# My Custom Whizzer Project



## pedal4416 (Feb 4, 2010)

Hi, 
Just wanted to share my whizzer project. Its a Rebuilt Model H engine with a NOS tank on a customized 52? Columbia frame. I laced the back wheel up with 105 gauge spokes to a Schwinn High-flange drum brake hub and a double wall Araya chrome rim. I have the matching front hub (fully restored) and I will use the same rim and spokes. Im not using that fork or bars they're just temporary. Hopefully I can get this on the road by spring!












And here it is hooked up to my other project, a custom Radio Flyer wagon-bike trailer with Schwinn OCC wheels


----------



## jwm (Feb 4, 2010)

Very cool. Are you going to keep the bars in that board track position? I like the look. When I was a kid everyone was tilting their bars up as high as they could go. I always had mine turned down for that streamlined look.

JWM


----------



## pedal4416 (Feb 4, 2010)

I was going to make a board track whizzer, i even have white felt tires for it, but i decided to stay more period correct and go more for a late 40's racer look. i think i will use whizzer sportsman bars. the bars on it now are velo orange hipster style bars. they make perfect board track bars.


----------



## AntonyR (Feb 20, 2010)

Could you take a close-up picture of the seat frame and mount? I really like from what I can tell, the way you mounted it.


----------



## pedal4416 (Feb 20, 2010)

Ill take some pics tonight


----------



## Goldenrod1 (Dec 14, 2014)

Do you know about dimpling (crushing in two locations) the frame?  The belts must clear the frame and not rub.  We have a guy in Illinois who does this.   Schwinn made special (WH) frames for Whizzers so that the chain, wheel, belt and frame all miss each other.


----------



## pedal4416 (Dec 14, 2014)

SchwinnSpangler said:


> Do you know about dimpling.




Yes, I do it all myself. I sold this one, but it was s nicely done frame. The only thing I had left to do was welded motor mounts.

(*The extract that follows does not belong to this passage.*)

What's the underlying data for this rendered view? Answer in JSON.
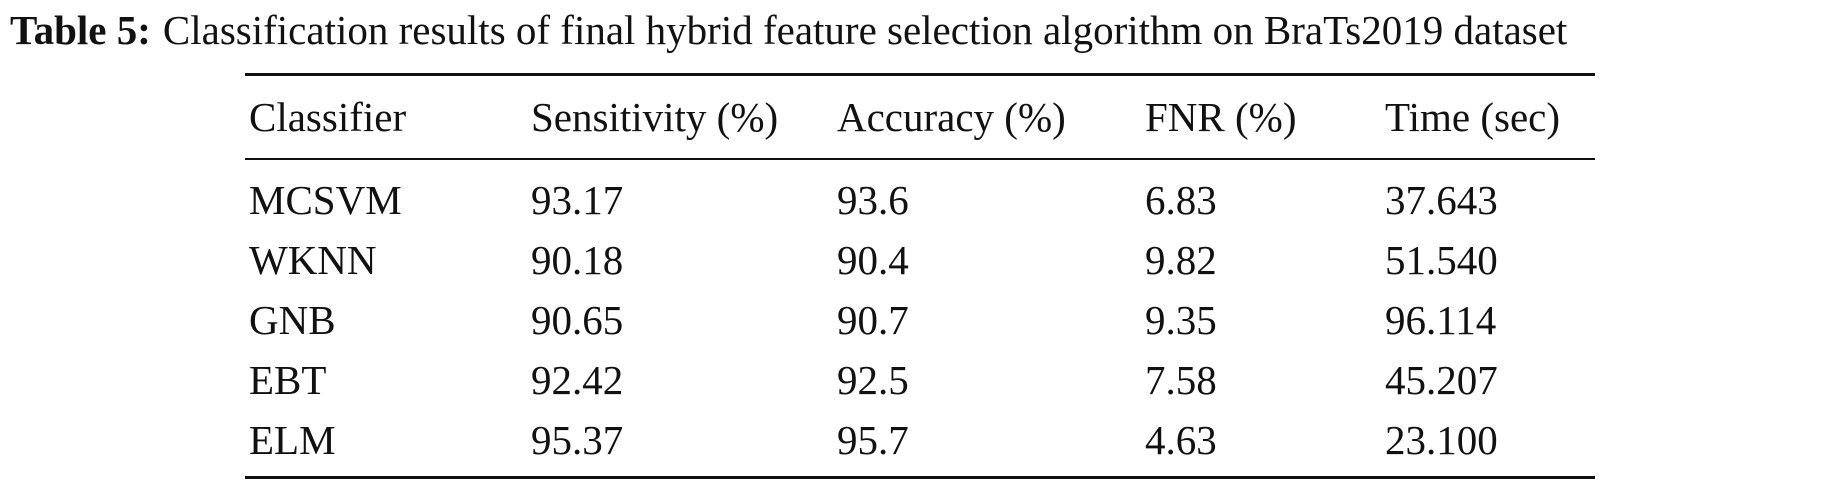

 I'm working on a Whizzer special right now, that one has factory dimpled frame and factory welded motor mounts.


----------



## AntonyR (Dec 15, 2014)

Holy thread revival!
I forgot that I even commented on this way back when. Anyway I know someone who has a real dimpler. Its a little hand held press that is a half moon shaped mandrel kinda thing. You surround the frame tube with one part, you put the presser part against the spot where you want to have belt clearance and you tighten a bolt on each side until its compressed enough to your liking. Understand, it all depends on the frame you're using. Not all dropouts need dimpling, it depends on the curvature. Some frames clear easily. I used it on a '41 CW frame and it looks like it was meant to be there. It's a nice black powder coated frame that is just hanging from the rafters if someone is interested.


----------